Meestal gooit de pitcher niet drie slagballen of vier wijdballen achter elkaar. Het spelletje tussen slagman enerzijds en pitcher en catcher anderszijds is een van de leukste onderdelen van de sport.

Wordt een bal wel geraakt door de slagman maar is het een foutslag dan mag hij blijven staan om het nogmaals te proberen. Een foutslag is een slagbal die buiten de lijnen komt. Als dus de derde slagbal een foutslag is dan wordt die eigenlijk niet meegeteld.

De honklopers

Als een team aan een slagbeurt begint, staan er nog geen spelers op de honken.

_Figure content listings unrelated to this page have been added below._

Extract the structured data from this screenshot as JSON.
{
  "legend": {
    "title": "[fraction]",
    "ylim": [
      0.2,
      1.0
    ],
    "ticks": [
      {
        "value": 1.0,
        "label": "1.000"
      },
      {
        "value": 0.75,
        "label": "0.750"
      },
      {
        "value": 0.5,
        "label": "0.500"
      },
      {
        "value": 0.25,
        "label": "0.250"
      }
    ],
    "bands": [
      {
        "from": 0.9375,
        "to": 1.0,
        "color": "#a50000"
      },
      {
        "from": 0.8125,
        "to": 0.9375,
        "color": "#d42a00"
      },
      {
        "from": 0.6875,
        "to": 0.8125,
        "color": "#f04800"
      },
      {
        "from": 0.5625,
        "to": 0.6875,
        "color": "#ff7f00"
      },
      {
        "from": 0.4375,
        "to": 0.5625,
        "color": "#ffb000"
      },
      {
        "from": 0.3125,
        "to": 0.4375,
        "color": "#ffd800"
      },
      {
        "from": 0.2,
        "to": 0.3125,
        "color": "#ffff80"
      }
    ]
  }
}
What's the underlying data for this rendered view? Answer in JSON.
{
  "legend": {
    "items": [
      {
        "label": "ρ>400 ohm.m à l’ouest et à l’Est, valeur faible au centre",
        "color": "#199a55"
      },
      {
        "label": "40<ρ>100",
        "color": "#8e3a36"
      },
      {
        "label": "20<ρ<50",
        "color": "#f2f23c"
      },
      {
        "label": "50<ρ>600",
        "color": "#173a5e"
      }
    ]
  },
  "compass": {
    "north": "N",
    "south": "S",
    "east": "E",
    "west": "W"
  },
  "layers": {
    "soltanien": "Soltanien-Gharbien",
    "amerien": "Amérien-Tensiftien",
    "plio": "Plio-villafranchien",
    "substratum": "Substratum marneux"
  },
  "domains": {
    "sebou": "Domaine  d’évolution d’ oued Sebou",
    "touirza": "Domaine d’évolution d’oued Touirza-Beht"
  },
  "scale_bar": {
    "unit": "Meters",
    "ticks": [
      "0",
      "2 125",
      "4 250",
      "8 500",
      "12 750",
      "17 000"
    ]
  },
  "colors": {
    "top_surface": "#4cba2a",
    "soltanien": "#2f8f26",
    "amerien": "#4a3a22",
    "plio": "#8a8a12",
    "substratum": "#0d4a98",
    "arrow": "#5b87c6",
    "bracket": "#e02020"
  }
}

Bereikt de eerste slagman het eerste honk na een goede slag of omdat de pitcher vier wijd gegooid heeft, dan moet hij naar het tweede honk lopen als de tweede slagman de bal het veld in slaat. Als hij zou blijven staan dan zouden er twee spelers op het eerste honk staan en dat mag niet. In zo’n situatie heeft de honkloper dus geen keuze maar moet hij lopen en wordt er gesproken over een gedwongen loop. Als alle honken bezet zijn op het moment dat de volgende slagman aan slag is, dan is er voor alle honklopers sprake van een gedwongen loop situatie. Wordt er een homerun geslagen met drie honken bezet dan heet dat een grand-slam. De slagman die de bal het veld uit slaat geeft drie honklopers de kans om een punt te scoren. Omdat ook hijzelf een punt maakt op het moment dat hij over de thuisplaat komt worden er met één klap vier punten gescoord.

Honkslag

Als de bal door de slagman het veld in wordt geslagen en de slagman vervolgens één van de honken bereikt dan is dat een honkslag. Bereikt de slagman het eerste honk dan is het een één honkslag. Ziet hij kans om het tweede honk te bereiken dan is het een tweehonkslag. Komt hij direct op het derde honk, dan is dat een driehonkslag. Weet hij ook de thuisplaat in één keer veilig te bereiken, dan wordt dat een homerun genoemd.

Slagvolgorde

Een slagvolgorde wordt altijd zeer tactisch op volgorde gezet. Het kan er bijvoorbeeld als volgt uitzien:

      Slagman 1;  Een speler die veel op de honken komt door slaan, stoten of vier wijd. Een van de snelste spelers zoniet de snelste speler van het team.
      Slagman 2;  Een speler die een opdracht kan uitvoeren zoals stoten of hit & run. Hoeft dus geen goede slagman te zijn. Handig als deze speler ook snel is.
      Slagman 3;  De beste slagman met het hoogste slaggemiddelde. Moet alles kunnen slaan, hit & run en stoten.
      Slagman 4;  De slagman met de meeste power, ook wel homerun hitter. Heeft vaak niet echt een hoog slaggemiddelde. Enige taak is eigenlijk runs binnen slaan.
      Slagman 5;  Een sterke slagman die de taak van nummer drie of vier kan overnemen als een van deze slagmensen faalt.
      Slagman 6;  Verschillende opties zijn er voor deze positie zoals startende pitcher, traagste loper, slechtste slagman.
      Slagman 7;  Een vergelijkende slagman als slagman nummer 1.
      Slagman 8;  Een vergelijkende slagman als slagman nummer 6.
      Slagman 9;  Een vergelijkende slagman als slagman nummer 2.

De Wedstrijd

Een wedstrijd bestaat uit negen innings, dit zijn perioden waarin elk van beide ploegen eenmaal slagpartij en eenmaal veldpartij is. Alleen de slagpartij kan punten behalen.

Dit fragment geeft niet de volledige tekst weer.